Quinoa is a rich source of iron that helps in preventing anemia. The deficiency of red blood cells or hemoglobin in the blood characterized anemia.
This condition results in a pale looking skin, decrease energy and constant weariness. Iron is a very important component to restore hemoglobin levels.
But with quinoa, you can easily have enough intake of iron to decrease the risk of anemia.
Good for Cardiovascular Health
Since quinoa can decrease cholesterol level then it can positively affect the heart. A study in European Journal of Nutrition in 2004 showed that quinoa produced lower levels of free fatty acid content and triglyceride concentrations.
These are associated with a reduced risk of heart disease. Additionally, another article published in Journal of Food Lipids reported that quinoa seeds contain many of the dietary flavonoids shown to inversely correlate with mortality from heart disease.
Good for Pregnant Women
In addition to the above-mentioned health benefits of quinoa, it also contains high levels of folate advisable for pregnant women.

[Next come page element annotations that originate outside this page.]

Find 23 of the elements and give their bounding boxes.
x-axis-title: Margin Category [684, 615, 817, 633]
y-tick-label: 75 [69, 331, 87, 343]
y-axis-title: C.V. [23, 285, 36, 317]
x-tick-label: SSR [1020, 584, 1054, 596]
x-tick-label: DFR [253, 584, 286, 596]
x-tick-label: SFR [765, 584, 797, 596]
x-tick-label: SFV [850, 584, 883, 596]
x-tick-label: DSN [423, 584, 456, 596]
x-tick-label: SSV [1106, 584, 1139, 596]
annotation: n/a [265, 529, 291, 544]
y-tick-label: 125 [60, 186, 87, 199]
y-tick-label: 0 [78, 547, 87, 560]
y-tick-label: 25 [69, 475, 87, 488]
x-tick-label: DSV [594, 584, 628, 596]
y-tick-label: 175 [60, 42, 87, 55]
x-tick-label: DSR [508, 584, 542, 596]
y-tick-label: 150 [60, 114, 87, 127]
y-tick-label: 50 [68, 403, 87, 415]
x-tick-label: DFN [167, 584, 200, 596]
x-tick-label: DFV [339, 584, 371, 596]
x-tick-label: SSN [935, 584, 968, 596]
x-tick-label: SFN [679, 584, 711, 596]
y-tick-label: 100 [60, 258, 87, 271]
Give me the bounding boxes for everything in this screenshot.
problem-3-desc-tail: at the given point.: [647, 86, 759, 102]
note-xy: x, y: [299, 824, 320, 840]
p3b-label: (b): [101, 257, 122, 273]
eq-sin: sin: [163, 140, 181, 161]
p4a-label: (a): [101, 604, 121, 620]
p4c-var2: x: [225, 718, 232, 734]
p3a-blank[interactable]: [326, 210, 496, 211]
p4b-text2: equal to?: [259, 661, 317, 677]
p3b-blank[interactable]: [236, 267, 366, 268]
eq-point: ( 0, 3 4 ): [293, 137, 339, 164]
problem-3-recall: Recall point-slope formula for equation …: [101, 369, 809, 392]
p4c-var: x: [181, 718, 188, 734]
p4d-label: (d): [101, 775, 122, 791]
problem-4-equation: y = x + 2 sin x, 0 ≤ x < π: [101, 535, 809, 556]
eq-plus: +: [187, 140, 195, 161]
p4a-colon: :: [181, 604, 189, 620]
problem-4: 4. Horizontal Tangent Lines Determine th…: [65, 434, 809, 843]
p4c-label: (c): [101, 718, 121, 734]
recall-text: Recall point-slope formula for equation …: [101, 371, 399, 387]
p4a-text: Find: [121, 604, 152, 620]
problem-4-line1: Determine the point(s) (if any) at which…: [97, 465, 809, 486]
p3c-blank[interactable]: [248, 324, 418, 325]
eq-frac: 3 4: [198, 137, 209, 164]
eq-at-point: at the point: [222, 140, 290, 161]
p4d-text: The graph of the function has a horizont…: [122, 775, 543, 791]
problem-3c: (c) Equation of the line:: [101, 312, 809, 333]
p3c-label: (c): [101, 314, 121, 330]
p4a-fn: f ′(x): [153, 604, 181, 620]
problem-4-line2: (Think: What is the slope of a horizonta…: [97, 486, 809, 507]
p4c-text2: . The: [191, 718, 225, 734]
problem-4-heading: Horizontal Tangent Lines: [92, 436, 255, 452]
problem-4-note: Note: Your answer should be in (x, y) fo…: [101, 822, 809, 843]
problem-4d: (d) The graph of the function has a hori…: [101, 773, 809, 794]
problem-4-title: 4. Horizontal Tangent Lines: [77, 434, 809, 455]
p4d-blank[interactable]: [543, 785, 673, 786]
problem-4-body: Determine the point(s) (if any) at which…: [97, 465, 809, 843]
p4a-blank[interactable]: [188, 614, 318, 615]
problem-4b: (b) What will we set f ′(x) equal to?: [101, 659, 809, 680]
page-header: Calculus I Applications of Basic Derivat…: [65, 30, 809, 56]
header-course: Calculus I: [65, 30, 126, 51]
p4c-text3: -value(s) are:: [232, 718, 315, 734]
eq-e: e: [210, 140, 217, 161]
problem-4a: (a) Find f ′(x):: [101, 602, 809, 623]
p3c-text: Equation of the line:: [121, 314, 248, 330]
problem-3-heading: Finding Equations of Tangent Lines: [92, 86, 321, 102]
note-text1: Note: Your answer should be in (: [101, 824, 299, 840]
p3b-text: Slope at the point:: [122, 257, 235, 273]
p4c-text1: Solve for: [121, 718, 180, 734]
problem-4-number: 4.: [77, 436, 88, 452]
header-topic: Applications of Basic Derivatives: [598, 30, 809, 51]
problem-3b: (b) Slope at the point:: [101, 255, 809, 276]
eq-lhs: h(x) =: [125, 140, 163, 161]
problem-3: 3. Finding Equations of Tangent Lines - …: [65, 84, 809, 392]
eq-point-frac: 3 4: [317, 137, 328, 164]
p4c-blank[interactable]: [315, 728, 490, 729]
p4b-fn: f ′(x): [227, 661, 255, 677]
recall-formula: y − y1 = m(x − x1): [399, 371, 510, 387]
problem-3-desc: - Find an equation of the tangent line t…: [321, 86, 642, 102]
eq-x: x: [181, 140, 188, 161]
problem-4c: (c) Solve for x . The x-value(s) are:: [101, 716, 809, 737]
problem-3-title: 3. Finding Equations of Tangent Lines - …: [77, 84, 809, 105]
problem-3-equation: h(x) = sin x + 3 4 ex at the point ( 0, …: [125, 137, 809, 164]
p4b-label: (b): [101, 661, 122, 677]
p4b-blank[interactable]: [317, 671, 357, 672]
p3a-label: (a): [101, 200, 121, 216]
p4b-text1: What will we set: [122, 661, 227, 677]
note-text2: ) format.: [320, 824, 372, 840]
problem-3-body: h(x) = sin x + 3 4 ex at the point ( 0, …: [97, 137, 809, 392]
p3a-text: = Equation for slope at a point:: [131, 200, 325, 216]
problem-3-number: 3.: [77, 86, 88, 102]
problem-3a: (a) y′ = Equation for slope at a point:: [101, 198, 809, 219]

Then, it has an integral role in cell development as well as fetal development.
Most of all, it decreases birth defects and protects against miscarriage and neural tube defects in the fetus.
Still, quinoa is one of the healthiest foods of all time. It contains a lot of essential vitamins and minerals good for the body.
Furthermore, the above-listed health benefits of quinoa should encourage you to incorporate quinoa into one’s diet.